Avanti Feeds has been on an impressive streak, rising for four consecutive trading sessions. On April 16, the company’s shares surged by 3%, reaching an intraday peak of ₹876. This marks a remarkable 46% increase from its recent low of ₹601 recorded on April 7, all achieved within just six trading days. The stock’s performance has also contributed to a 28% year-to-date gain, following a staggering 62.3% increase in FY24 and a 9% rise in FY23.
What’s Boosting Avanti Feeds’ Stock Price?
The recent upswing in Avanti Feeds’ stock can be attributed to a significant decision by the U.S. president to temporarily suspend a planned 26% reciprocal tariff on Indian exports for 90 days. This pause offers much-needed relief to India’s aquaculture sector, which heavily relies on exports.
- India’s Shrimp Exports: In 2024, India exported approximately 240,871 metric tons of shrimp to the U.S., reflecting a 2% increase from 234,209 metric tons in 2023. The total export value reached $2.7 billion during the 2023–24 fiscal year.

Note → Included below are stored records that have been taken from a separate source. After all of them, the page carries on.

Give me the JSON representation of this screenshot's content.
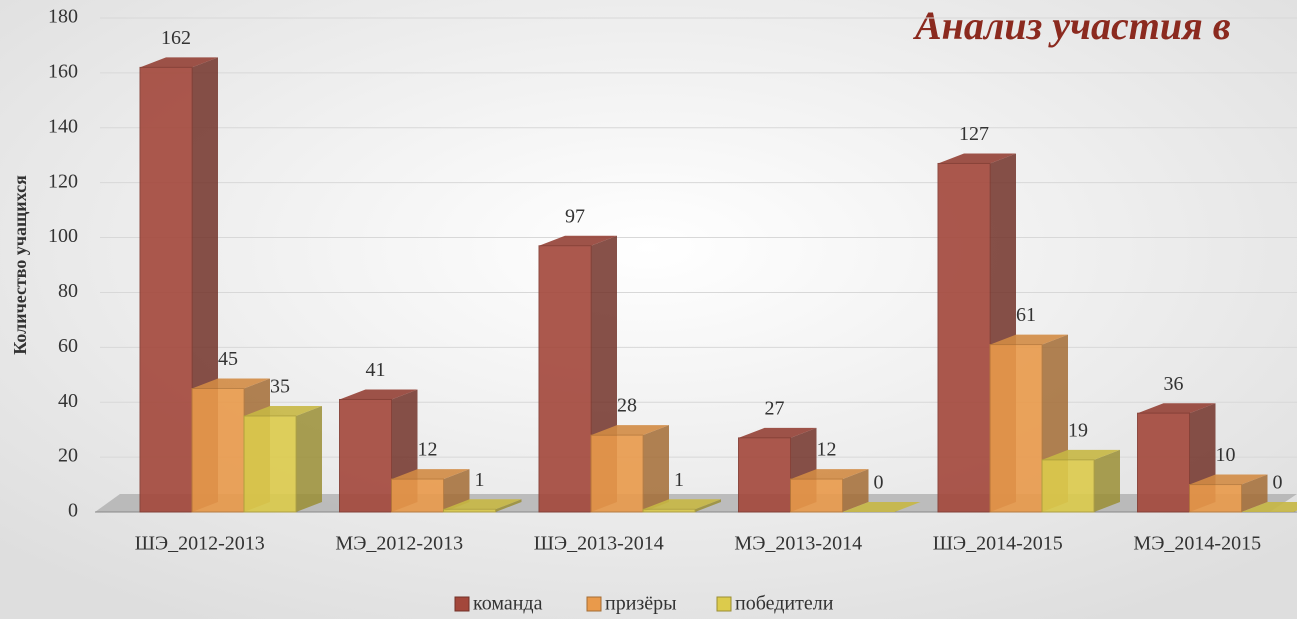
{
  "chart_data": {
    "type": "bar3d",
    "title": "Анализ участия в",
    "y_label": "Количество учащихся",
    "categories": [
      "ШЭ_2012-2013",
      "МЭ_2012-2013",
      "ШЭ_2013-2014",
      "МЭ_2013-2014",
      "ШЭ_2014-2015",
      "МЭ_2014-2015"
    ],
    "series": [
      {
        "name": "команда",
        "color": "#a3473b",
        "values": [
          162,
          41,
          97,
          27,
          127,
          36
        ]
      },
      {
        "name": "призёры",
        "color": "#e99a4b",
        "values": [
          45,
          12,
          28,
          12,
          61,
          10
        ]
      },
      {
        "name": "победители",
        "color": "#dccb4c",
        "values": [
          35,
          1,
          1,
          0,
          19,
          0
        ]
      }
    ],
    "ylim": [
      0,
      180
    ],
    "yticks": [
      0,
      20,
      40,
      60,
      80,
      100,
      120,
      140,
      160,
      180
    ],
    "grid": true,
    "legend": "bottom"
  }
}
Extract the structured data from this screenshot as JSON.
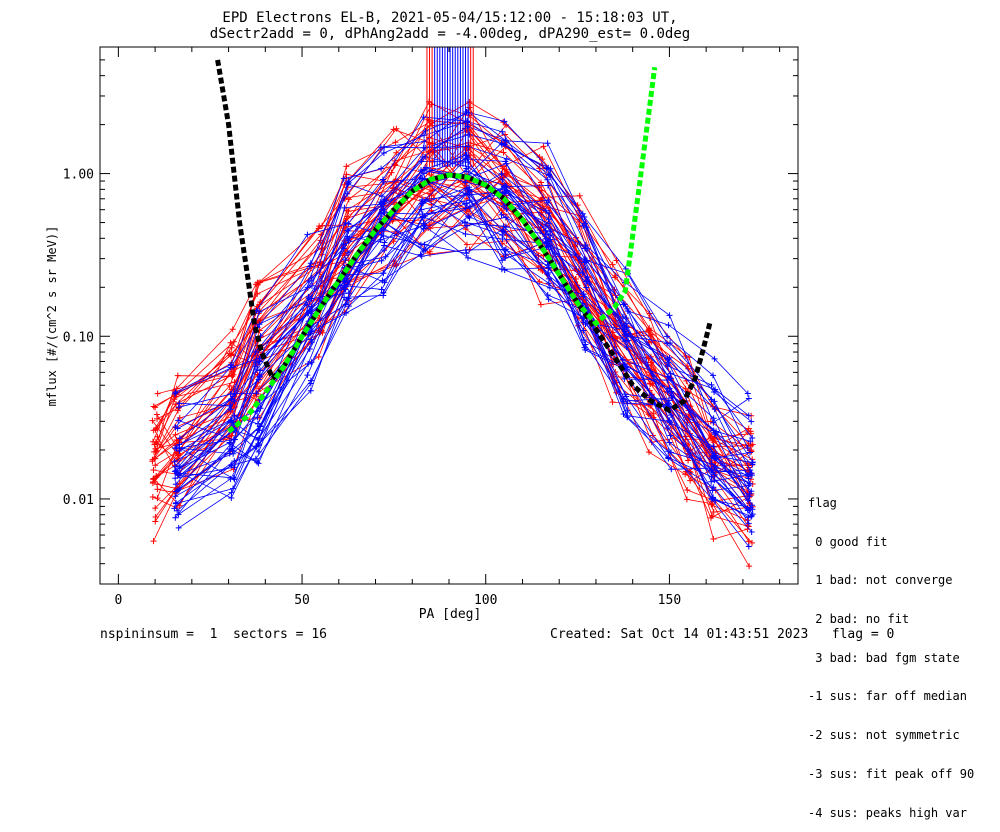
{
  "chart_data": {
    "type": "line",
    "title": "EPD Electrons EL-B, 2021-05-04/15:12:00 - 15:18:03 UT,",
    "subtitle": "dSectr2add = 0, dPhAng2add = -4.00deg, dPA290_est=   0.0deg",
    "xlabel": "PA [deg]",
    "ylabel": "mflux [#/(cm^2 s sr MeV)]",
    "x_ticks": [
      "0",
      "50",
      "100",
      "150"
    ],
    "y_ticks": [
      "0.01",
      "0.10",
      "1.00"
    ],
    "xlim": [
      -5,
      185
    ],
    "ylim": [
      0.003,
      6.0
    ],
    "y_scale": "log",
    "series": [
      {
        "color": "#ff0000",
        "x": [
          10,
          16,
          31,
          38,
          55,
          62,
          75,
          85,
          95,
          105,
          115,
          125,
          135,
          145,
          155,
          162,
          172
        ],
        "values": [
          0.015,
          0.02,
          0.04,
          0.08,
          0.2,
          0.35,
          0.7,
          0.85,
          0.9,
          0.8,
          0.5,
          0.25,
          0.1,
          0.05,
          0.025,
          0.015,
          0.012
        ]
      },
      {
        "color": "#0000ff",
        "x": [
          16,
          31,
          38,
          52,
          62,
          72,
          83,
          95,
          105,
          117,
          127,
          138,
          150,
          162,
          172
        ],
        "values": [
          0.02,
          0.03,
          0.05,
          0.15,
          0.35,
          0.6,
          0.9,
          0.95,
          0.8,
          0.5,
          0.25,
          0.1,
          0.05,
          0.025,
          0.015
        ]
      },
      {
        "color": "#00ff00",
        "x": [
          30,
          35,
          40,
          45,
          50,
          55,
          60,
          65,
          70,
          75,
          80,
          85,
          90,
          95,
          100,
          105,
          110,
          115,
          120,
          125,
          130,
          135,
          138,
          142,
          146
        ],
        "values": [
          0.026,
          0.032,
          0.045,
          0.065,
          0.1,
          0.15,
          0.22,
          0.32,
          0.45,
          0.6,
          0.78,
          0.92,
          0.98,
          0.95,
          0.85,
          0.7,
          0.52,
          0.36,
          0.24,
          0.16,
          0.12,
          0.15,
          0.19,
          0.9,
          4.5
        ]
      },
      {
        "color": "#000000",
        "x": [
          27,
          30,
          33,
          35,
          37,
          39,
          42,
          45,
          50,
          55,
          60,
          65,
          70,
          75,
          80,
          85,
          90,
          95,
          100,
          105,
          110,
          115,
          120,
          125,
          130,
          135,
          140,
          145,
          150,
          154,
          157,
          159,
          161
        ],
        "values": [
          5.0,
          2.0,
          0.5,
          0.25,
          0.12,
          0.08,
          0.055,
          0.065,
          0.1,
          0.15,
          0.22,
          0.32,
          0.45,
          0.6,
          0.78,
          0.92,
          0.98,
          0.95,
          0.85,
          0.7,
          0.52,
          0.36,
          0.24,
          0.16,
          0.11,
          0.075,
          0.05,
          0.04,
          0.035,
          0.04,
          0.055,
          0.08,
          0.12
        ]
      }
    ]
  },
  "legend": {
    "title": "flag",
    "entries": [
      " 0 good fit",
      " 1 bad: not converge",
      " 2 bad: no fit",
      " 3 bad: bad fgm state",
      "-1 sus: far off median",
      "-2 sus: not symmetric",
      "-3 sus: fit peak off 90",
      "-4 sus: peaks high var"
    ]
  },
  "footer": {
    "left": "nspininsum =  1  sectors = 16",
    "right": "Created: Sat Oct 14 01:43:51 2023   flag = 0"
  },
  "colors": {
    "red": "#ff0000",
    "blue": "#0000ff",
    "fit": "#00ff00",
    "model": "#000000"
  }
}
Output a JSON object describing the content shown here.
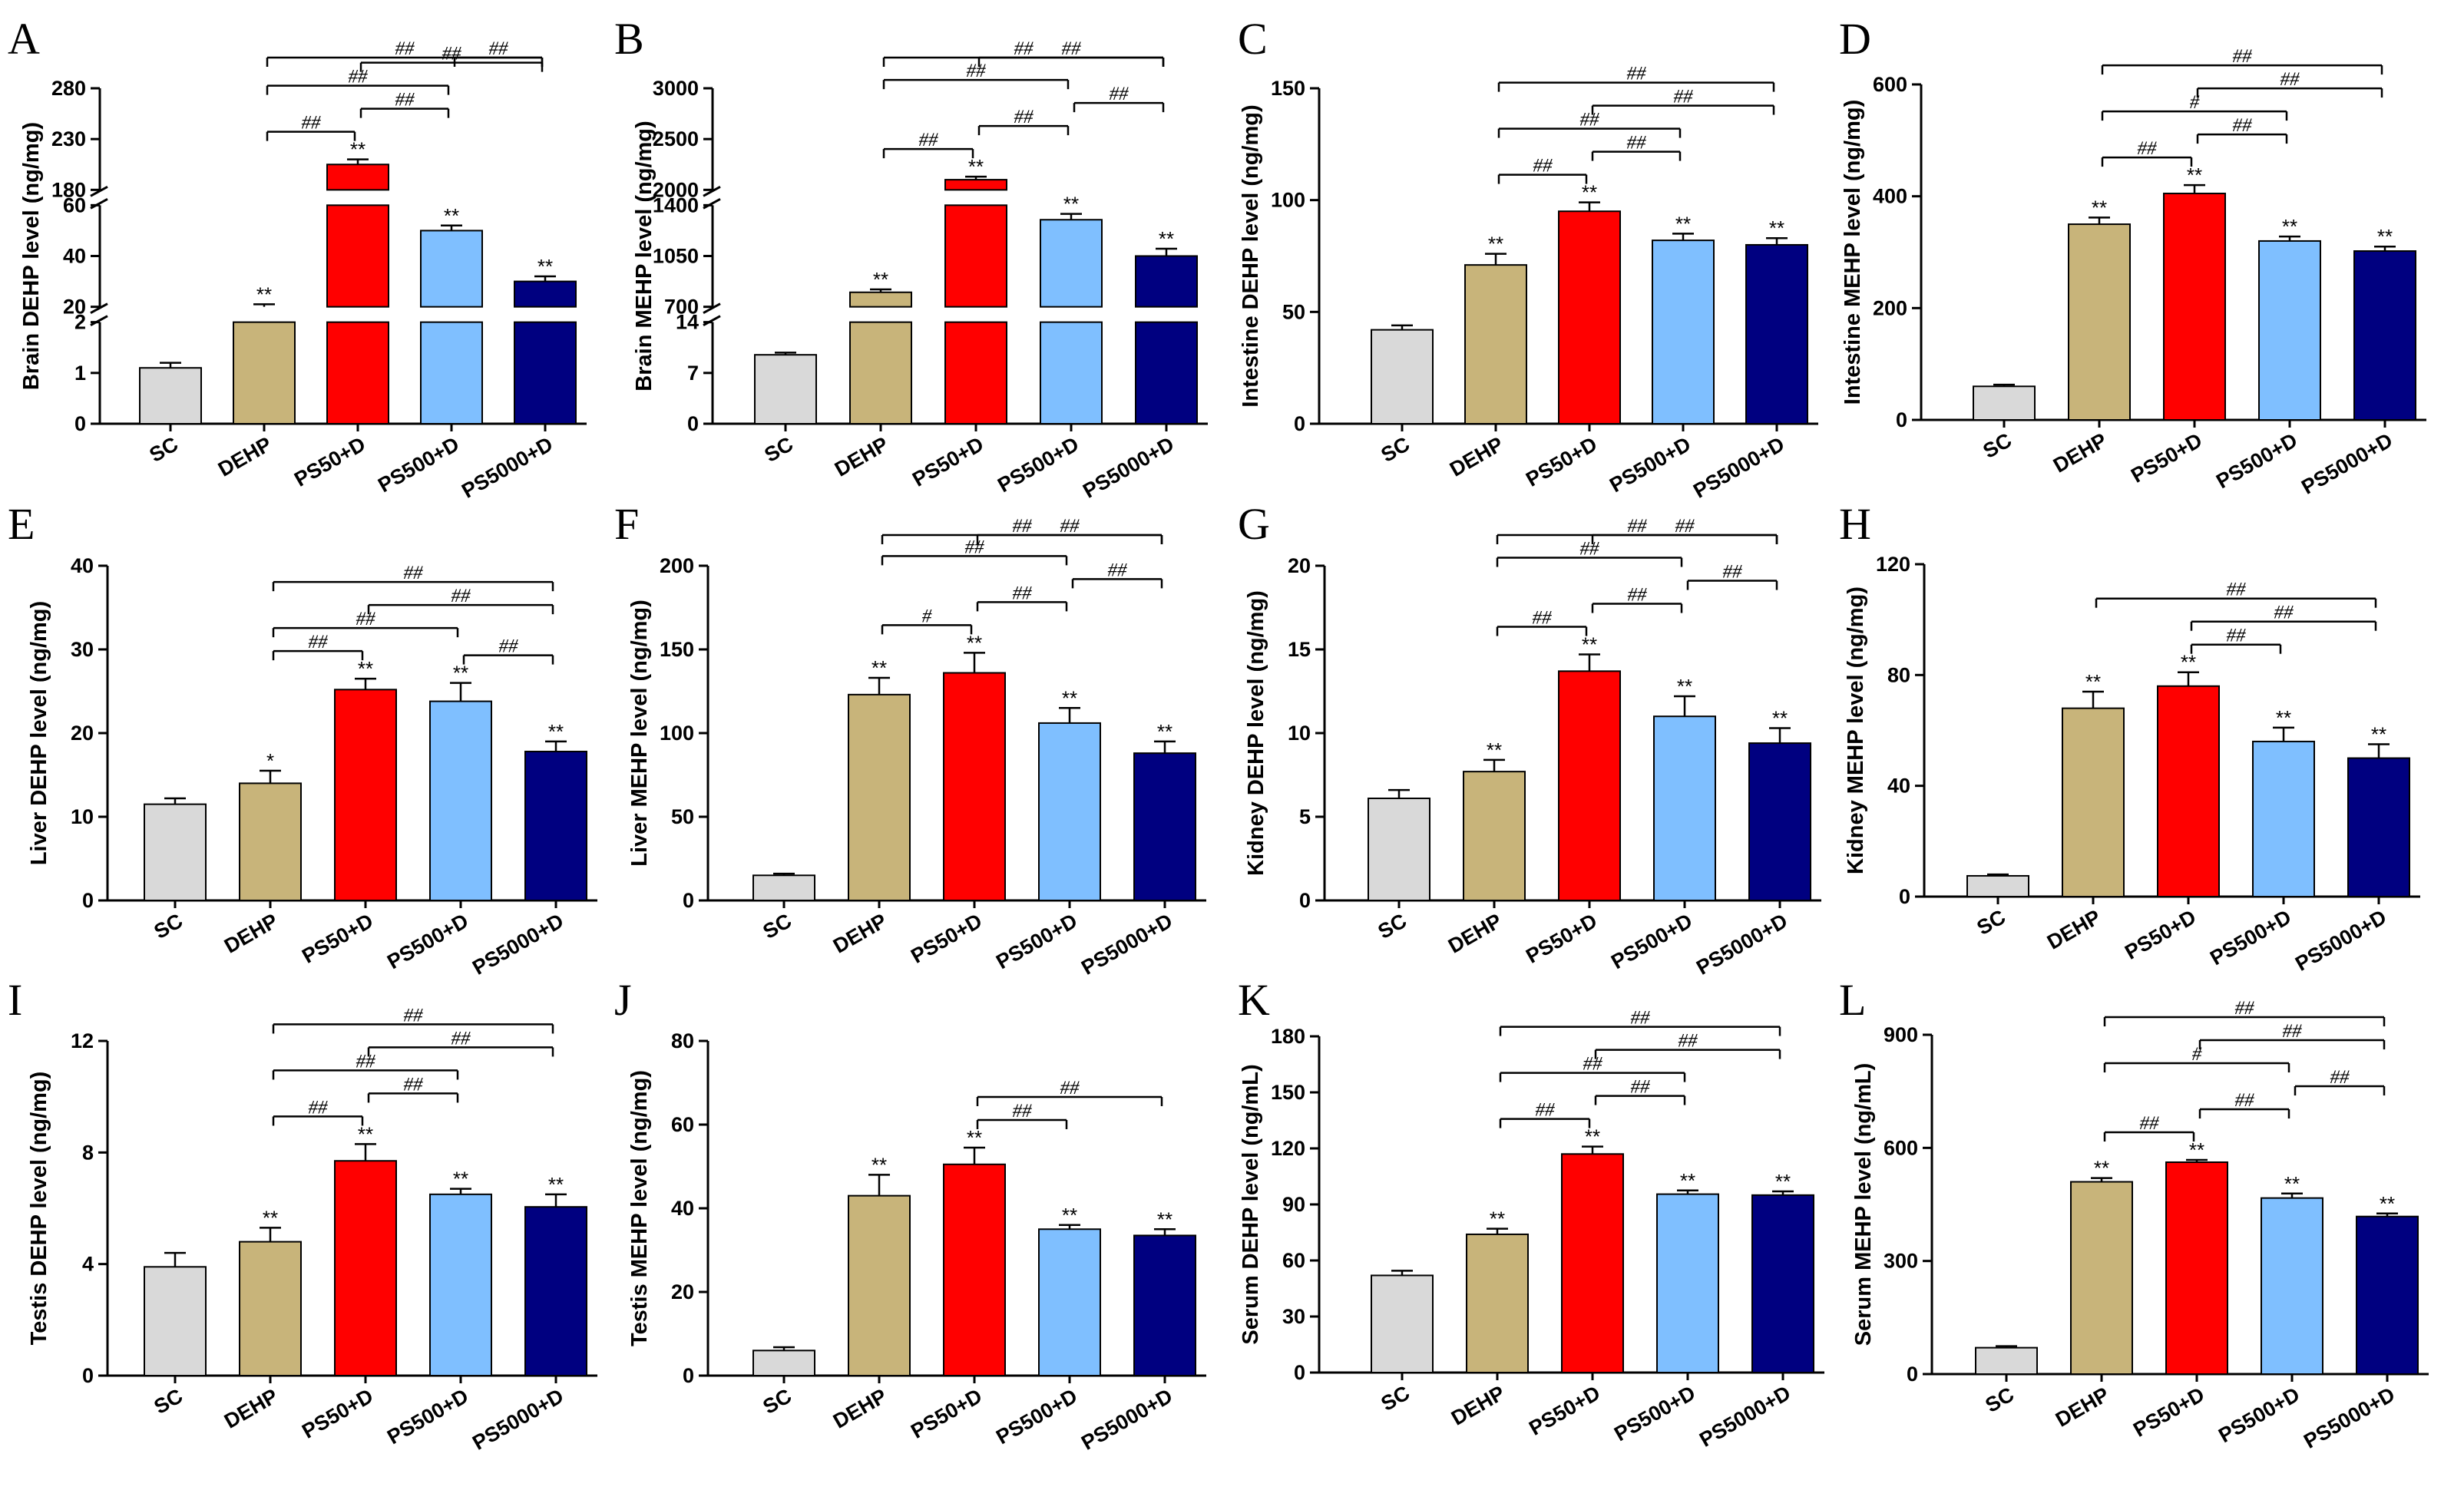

- Market Dynamics: The U.S. remains the leading market for Indian shrimp, accounting for 43% of total exports, while China and Vietnam follow with 21% and 7%, respectively, as reported by S&P Global.
Following the announcement regarding the tariff pause, Indian shrimp exporters are gearing up to send 40,000 metric tons of shrimp to the U.S. within this window, fulfilling existing orders without facing the burden of additional costs.
Ongoing Tariff Landscape
While the temporary suspension is a boon, a 10% blanket tariff remains applicable to all countries except China, which faces a hefty 145% duty. Currently, Indian shrimp exports to the U.S. incur an effective customs duty of 17.7%, which includes a 5.7% countervailing duty and a 1.8% anti-dumping duty.
Industry insiders highlight that many Indian exporters operate under delivery duty-paid arrangements, meaning the proposed increased tariffs would have significantly raised costs on previously contracted shipments.
The Importance of Aquaculture in India
Aquaculture plays a crucial role in India’s economy, contributing to food security and providing substantial employment opportunities in coastal areas, while also generating essential foreign exchange. The Indian government has recognized the transformation of shrimp farming as part of the “Blue Revolution” since the late 1980s and early 1990s.
In the 2025–26 Union Budget, Finance Minister Nirmala Sitharaman outlined a roadmap for sustainable growth in the fisheries sector, including:
- Reduction of customs duties on essential inputs like frozen fish paste and fish hydrolysate.
- Focus on fisheries development in Exclusive Economic Zones (EEZs) and islands like the Andaman & Nicobar and Lakshadweep.
- Increasing the loan limit under the interest subvention scheme from ₹3 lakh to ₹5 lakh to enhance credit access for farmers and fishers.
Future Prospects for Avanti Feeds
Looking ahead, the question remains: will Avanti Feeds continue its upward momentum? Anshul Jain, Head of Research at Lakshmishree Investment and Securities, suggests that the stock has made a notable recovery, forming a bullish hammer pattern on the monthly chart, which indicates potential reversal. He states, "If the stock closes around the ₹860– ₹880 range by the end of April, it could confirm bullish sentiment and signal that the weaker investors are exiting. A strong monthly close could pave the way for further gains, with a near-term target set at ₹1050."
As the market watches closely, it appears that the bulls have the upper hand, provided the momentum continues into the end of the month.